Friday, November 11, 2011

Why you need a Help Desk


A help desk is a resource which provides information and assistance to troubleshoot problems with information technology equipment or services. It provides a single-point-of-contact for users within your school to report and resolve technical problems.

Our experience demonstrates a dramatic improvement in technical support function when a Help Desk is implemented, because it allows you to prioritize and track support requests, focus your limited support resources, and apply expertise at a level matching the issue at hand.
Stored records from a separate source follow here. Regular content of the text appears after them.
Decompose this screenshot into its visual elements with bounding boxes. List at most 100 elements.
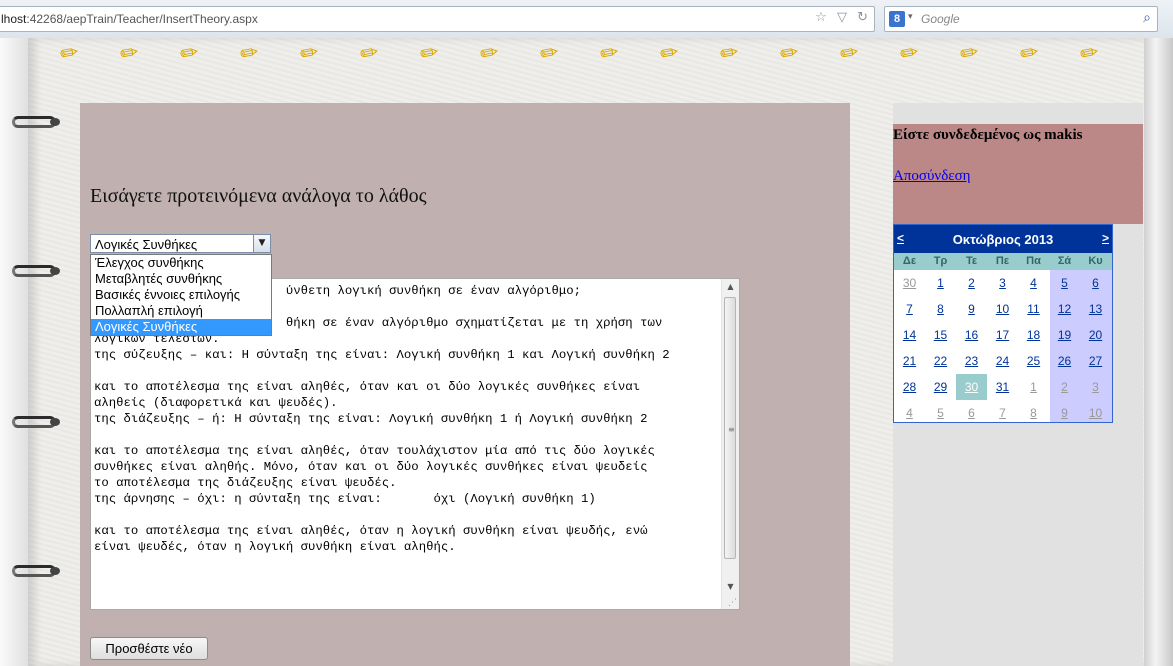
calendar-day-header: Τε	[965, 255, 978, 267]
scroll-up-icon[interactable]: ▲	[722, 279, 739, 295]
calendar-day[interactable]: 25	[1018, 348, 1049, 374]
calendar-day-header: Πα	[1026, 255, 1041, 267]
url-text: lhost:42268/aepTrain/Teacher/InsertTheor…	[1, 12, 258, 26]
dropdown-option[interactable]: Μεταβλητές συνθήκης	[91, 271, 271, 287]
pencil-icon: ✏	[838, 39, 861, 68]
main-panel: Εισάγετε προτεινόμενα ανάλογα το λάθος ύ…	[80, 103, 850, 666]
calendar-day[interactable]: 5	[925, 400, 956, 426]
pencil-icon: ✏	[178, 39, 201, 68]
calendar-header: < Οκτώβριος 2013 >	[894, 225, 1112, 253]
calendar-day-header: Τρ	[933, 255, 948, 267]
pencil-icon: ✏	[298, 39, 321, 68]
calendar-day[interactable]: 4	[1018, 270, 1049, 296]
calendar-day[interactable]: 9	[956, 296, 987, 322]
logged-in-text: Είστε συνδεδεμένος ως makis	[893, 127, 1083, 143]
calendar-day[interactable]: 21	[894, 348, 925, 374]
calendar-day[interactable]: 3	[987, 270, 1018, 296]
calendar-day[interactable]: 12	[1049, 296, 1080, 322]
calendar-day[interactable]: 16	[956, 322, 987, 348]
calendar-day[interactable]: 1	[1018, 374, 1049, 400]
pencil-icon: ✏	[418, 39, 441, 68]
search-icon[interactable]: ⌕	[1143, 10, 1151, 26]
calendar-day-headers: Δε Τρ Τε Πε Πα Σά Κυ	[894, 253, 1112, 270]
calendar-day[interactable]: 3	[1080, 374, 1111, 400]
calendar-day-header: Πε	[995, 255, 1010, 267]
calendar-day[interactable]: 2	[956, 270, 987, 296]
reload-icon[interactable]: ↻	[857, 10, 868, 25]
add-new-button[interactable]: Προσθέστε νέο	[90, 637, 208, 660]
calendar-day[interactable]: 24	[987, 348, 1018, 374]
calendar-day[interactable]: 14	[894, 322, 925, 348]
dropdown-option[interactable]: Βασικές έννοιες επιλογής	[91, 287, 271, 303]
dropdown-option[interactable]: Έλεγχος συνθήκης	[91, 255, 271, 271]
calendar-day[interactable]: 20	[1080, 322, 1111, 348]
calendar-day[interactable]: 9	[1049, 400, 1080, 426]
calendar-day[interactable]: 7	[894, 296, 925, 322]
textarea-scrollbar[interactable]: ▲ ≡ ▼	[721, 279, 739, 609]
calendar-day[interactable]: 15	[925, 322, 956, 348]
calendar-day[interactable]: 13	[1080, 296, 1111, 322]
calendar-day[interactable]: 29	[925, 374, 956, 400]
pencil-icon: ✏	[538, 39, 561, 68]
binder-ring-icon	[12, 265, 60, 279]
dropdown-arrow-icon[interactable]: ▽	[837, 10, 847, 25]
next-month-link[interactable]: >	[1102, 231, 1109, 245]
category-select-value: Λογικές Συνθήκες	[95, 237, 198, 252]
calendar-day[interactable]: 30	[894, 270, 925, 296]
calendar-day[interactable]: 11	[1018, 296, 1049, 322]
calendar-day[interactable]: 31	[987, 374, 1018, 400]
pencil-icon: ✏	[718, 39, 741, 68]
logout-link[interactable]: Αποσύνδεση	[893, 168, 971, 185]
resize-grip-icon[interactable]: ⋰	[728, 598, 737, 608]
calendar-day[interactable]: 2	[1049, 374, 1080, 400]
calendar-day[interactable]: 5	[1049, 270, 1080, 296]
chevron-down-icon[interactable]: ▼	[253, 235, 270, 252]
category-select[interactable]: Λογικές Συνθήκες ▼	[90, 234, 271, 253]
url-bar[interactable]: lhost:42268/aepTrain/Teacher/InsertTheor…	[0, 6, 875, 32]
bookmark-star-icon[interactable]: ☆	[815, 10, 827, 25]
binder-ring-icon	[12, 416, 60, 430]
calendar-day-today[interactable]: 30	[956, 374, 987, 400]
calendar-month-title: Οκτώβριος 2013	[952, 232, 1054, 247]
calendar-day-header: Σά	[1057, 255, 1072, 267]
calendar-day[interactable]: 22	[925, 348, 956, 374]
calendar-day[interactable]: 27	[1080, 348, 1111, 374]
calendar-day-header: Δε	[902, 255, 917, 267]
pencil-icon: ✏	[778, 39, 801, 68]
search-bar[interactable]: 8 ▾ Google ⌕	[884, 6, 1158, 32]
calendar-day[interactable]: 7	[987, 400, 1018, 426]
calendar-day-header: Κυ	[1088, 255, 1103, 267]
search-engine-caret-icon[interactable]: ▾	[908, 12, 913, 22]
calendar-day[interactable]: 17	[987, 322, 1018, 348]
pencil-icon: ✏	[958, 39, 981, 68]
login-status-box: Είστε συνδεδεμένος ως makis Αποσύνδεση	[893, 124, 1143, 224]
scroll-thumb[interactable]: ≡	[724, 297, 736, 559]
calendar-day[interactable]: 26	[1049, 348, 1080, 374]
notebook-right-edge	[1144, 38, 1173, 666]
browser-toolbar: lhost:42268/aepTrain/Teacher/InsertTheor…	[0, 0, 1173, 39]
calendar-day[interactable]: 28	[894, 374, 925, 400]
pencil-icon: ✏	[358, 39, 381, 68]
pencil-icon: ✏	[1078, 39, 1101, 68]
calendar-day[interactable]: 10	[987, 296, 1018, 322]
calendar-day[interactable]: 1	[925, 270, 956, 296]
category-dropdown-list: Έλεγχος συνθήκης Μεταβλητές συνθήκης Βασικ…	[90, 254, 272, 336]
dropdown-option[interactable]: Λογικές Συνθήκες	[91, 319, 271, 335]
binder-ring-icon	[12, 116, 60, 130]
calendar-day[interactable]: 8	[925, 296, 956, 322]
binder-ring-icon	[12, 565, 60, 579]
calendar-day[interactable]: 18	[1018, 322, 1049, 348]
pencil-icon: ✏	[238, 39, 261, 68]
calendar-day[interactable]: 4	[894, 400, 925, 426]
calendar-day[interactable]: 19	[1049, 322, 1080, 348]
calendar-day[interactable]: 10	[1080, 400, 1111, 426]
calendar-day[interactable]: 6	[956, 400, 987, 426]
calendar-day[interactable]: 6	[1080, 270, 1111, 296]
scroll-down-icon[interactable]: ▼	[722, 579, 739, 595]
calendar-day[interactable]: 8	[1018, 400, 1049, 426]
pencil-icon: ✏	[478, 39, 501, 68]
search-engine-icon[interactable]: 8	[889, 11, 905, 27]
calendar-day[interactable]: 23	[956, 348, 987, 374]
dropdown-option[interactable]: Πολλαπλή επιλογή	[91, 303, 271, 319]
pencil-icon: ✏	[1018, 39, 1041, 68]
Help desks can be configured in various ways, but as a minimum should offer these 5 features:
  1. Centralized system used throughout the entire school
  2. Simplified interface for adding, updating, and tracking requests
  3. Prioritized to effectively allocate resources and escalate support requests
  4. Separate from you key infrastructure to eliminate your Help Desk from failing
  5. Accountable to you in order to report and review technician effectiveness
What does your help desk look like now? Here are some we have observed first hand:
  • Sticky notes handed to your IT person as they walk down the hall
  • An interruption while in the midst of another support request
  • An "oh by the way" mentioned at lunch
  • A complaint in a meeting related to another subject
Although very common, none of these improve the performance of your IT staff. And in some cases these informal help desk habits can be very counter-productive.

Take the case of handing a sticky note to your technician as he walks down the hall (presumably on his way to another support request). Your interruption causes a lack of focus on the issue at hand, and the issue at hand causes a lack of attention to your request. This is a double dumbing down of the process.

An orderly help desk system is much more rational. User's generate support requests and are required by the system to categorize, prioritize, and then provide sufficient detail for the technicians. Technicians are notified much more efficiently and an accounting begins for that issue. Both parties, and others, can update information about the request and track the issue to resolution. Administrators can measure the rate and number of support incidents and have a better sense of the value a support mechanism is providing.

A byproduct of a robust Help Desk is the ability to archive resolved issues into a Knowledge Base which in turn provides a growing body of support information for your school. As this body of knowledge grows, the ability of users to self-help increases.

Most schools we observe, and all that we manage (by definition) have no full-time IT staff. A Help Desk in this scenario becomes a necessity. And we have found it very helpful to identify one or two gatekeepers in the school to take the responsibility of entering in technical support requests.The advantages of this arrangement are significant; a full-time support component, a better perspective about priorities, and a single point of contact for clarification and reporting.

Whether your school is large or small, simple or complex with respect to technology, or supported by internal or outsourced technicians you will benefit from a Help Desk.

In these resource constrained times you would be foolish to operate without one.